We’re discussing how to set up our snowplow pipeline and the idea came up to add a Kinesis stream in front of the Collector as a buffer to make sure we’re not losing events in case of the collector being unavailable for a while. Our tracking happens from within a mobile app, so we don’t really have to reply to received events with a cookie. Is anyone doing this, or are there good reasons to not set it up this way? Any advice is appreciated!
Quite interesting approach but still i can see bottlenecks - you need something in front of kinesis stream in order to put data in there (so literally you need collector for the collector) - i don’t see what you can win here. Moreover you would need a kinesis stream consumer to push data to current collector. IMHO does not make any sense. Of course, you can rebuild tracker to push data directly into raw kinesis stream - but in such a case you do not need anything additional.

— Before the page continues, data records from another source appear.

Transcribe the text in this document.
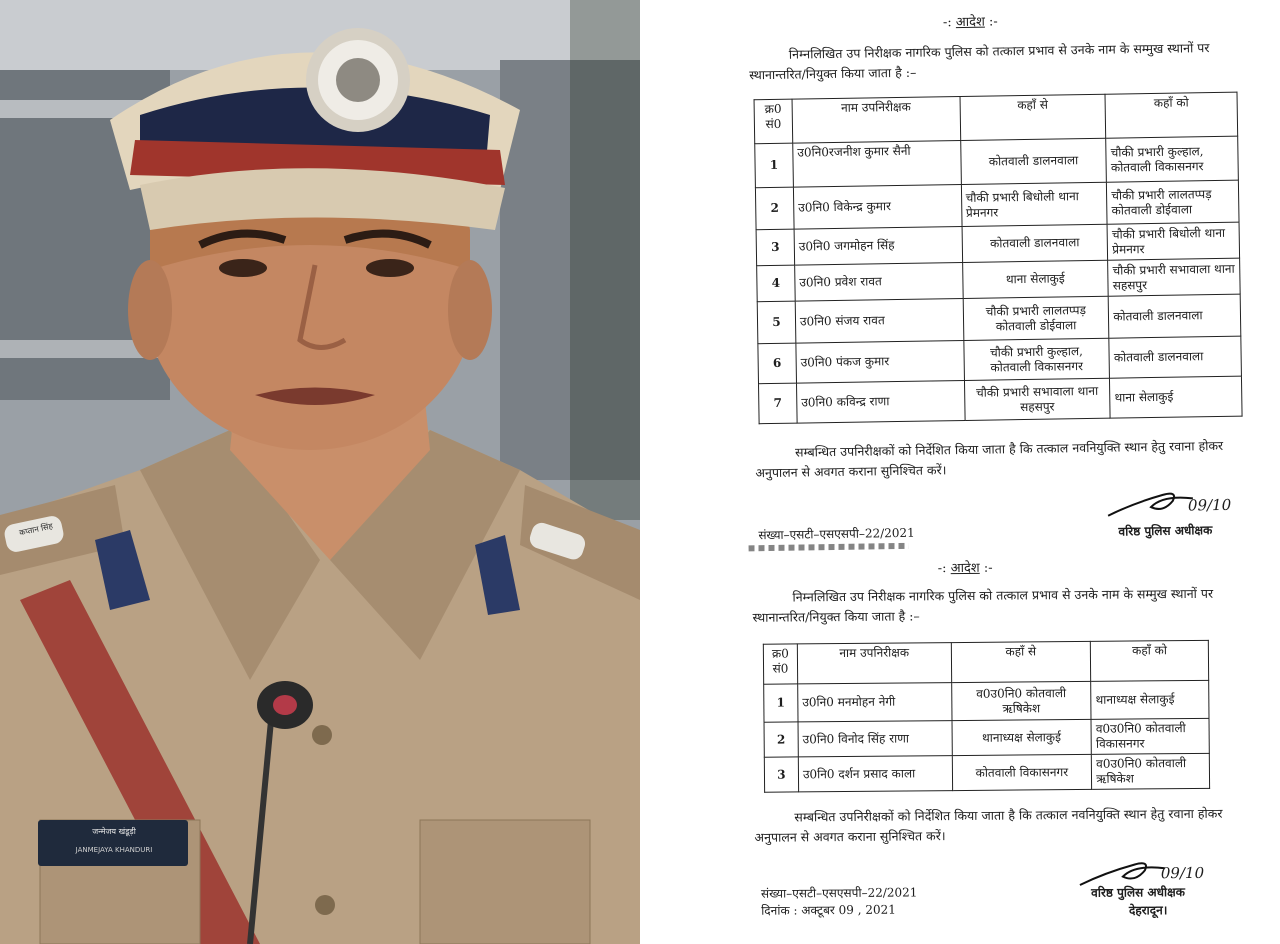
कप्तान सिंह
जन्मेजय खंडूड़ी
JANMEJAYA KHANDURI
-: आदेश :-
निम्नलिखित उप निरीक्षक नागरिक पुलिस को तत्काल प्रभाव से उनके नाम के सम्मुख स्थानों पर स्थानान्तरित/नियुक्त किया जाता है :–
क्र0 सं0	नाम उपनिरीक्षक	कहाँ से	कहाँ को
1	उ0नि0रजनीश कुमार सैनी	कोतवाली डालनवाला	चौकी प्रभारी कुल्हाल, कोतवाली विकासनगर
2	उ0नि0 विकेन्द्र कुमार	चौकी प्रभारी बिधोली थाना प्रेमनगर	चौकी प्रभारी लालतप्पड़ कोतवाली डोईवाला
3	उ0नि0 जगमोहन सिंह	कोतवाली डालनवाला	चौकी प्रभारी बिधोली थाना प्रेमनगर
4	उ0नि0 प्रवेश रावत	थाना सेलाकुई	चौकी प्रभारी सभावाला थाना सहसपुर
5	उ0नि0 संजय रावत	चौकी प्रभारी लालतप्पड़ कोतवाली डोईवाला	कोतवाली डालनवाला
6	उ0नि0 पंकज कुमार	चौकी प्रभारी कुल्हाल, कोतवाली विकासनगर	कोतवाली डालनवाला
7	उ0नि0 कविन्द्र राणा	चौकी प्रभारी सभावाला थाना सहसपुर	थाना सेलाकुई
सम्बन्धित उपनिरीक्षकों को निर्देशित किया जाता है कि तत्काल नवनियुक्ति स्थान हेतु रवाना होकर अनुपालन से अवगत कराना सुनिश्चित करें।
09/10
संख्या–एसटी–एसएसपी–22/2021	वरिष्ठ पुलिस अधीक्षक
-: आदेश :-
निम्नलिखित उप निरीक्षक नागरिक पुलिस को तत्काल प्रभाव से उनके नाम के सम्मुख स्थानों पर स्थानान्तरित/नियुक्त किया जाता है :–
क्र0 सं0	नाम उपनिरीक्षक	कहाँ से	कहाँ को
1	उ0नि0 मनमोहन नेगी	व0उ0नि0 कोतवाली ऋषिकेश	थानाध्यक्ष सेलाकुई
2	उ0नि0 विनोद सिंह राणा	थानाध्यक्ष सेलाकुई	व0उ0नि0 कोतवाली विकासनगर
3	उ0नि0 दर्शन प्रसाद काला	कोतवाली विकासनगर	व0उ0नि0 कोतवाली ऋषिकेश
सम्बन्धित उपनिरीक्षकों को निर्देशित किया जाता है कि तत्काल नवनियुक्ति स्थान हेतु रवाना होकर अनुपालन से अवगत कराना सुनिश्चित करें।
09/10
संख्या–एसटी–एसएसपी–22/2021
दिनांक : अक्टूबर 09 , 2021
वरिष्ठ पुलिस अधीक्षक
देहरादून।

TBH I would go for HA/HR collector (LB + autoscaling) for collector. Data loss you can observe would be statistically negligible.
I pretty much agree with @grzegorzewald.
The key is this part:
to make sure we’re not losing events in case of the collector being unavailable for a while
If you set up more than one collector, each in a different availability zone (no less than two but more AZs = more availability), a load balancer, and autoscaling, then the chances of what you’re concerned about happening are negligible.
We’ve got hundreds of pipelines and have been running for years and AFAIK we haven’t once had a collector availability issue with this strategy.
To add to what @Colm said, a bigger worry is that Kinesis cannot scale up quickly enough in case traffic from the collector spikes. We’re currently experimenting with adding SQS as a buffer for overflowing traffic and hopefully will be able to address it in a forthcoming release.
To add to what has been mentioned adding a Kinesis stream will just increase the likelihood of a failure scenario.
Depending on the tracker you’re using many trackers will keep a local buffer - this is important as mobile devices frequently go offline - and won’t be able to send events. Likewise - almost all the trackers will attempt to queue and resend events if the collector responds with a non 200 status.
In ~5 years I’ve only seen one instance where data loss was at increased risk and this was due to API issues that impacted an entire region (and all services within). To mitigate this you can either run in multiple regions, or in multicloud but there are cost implications with doing so.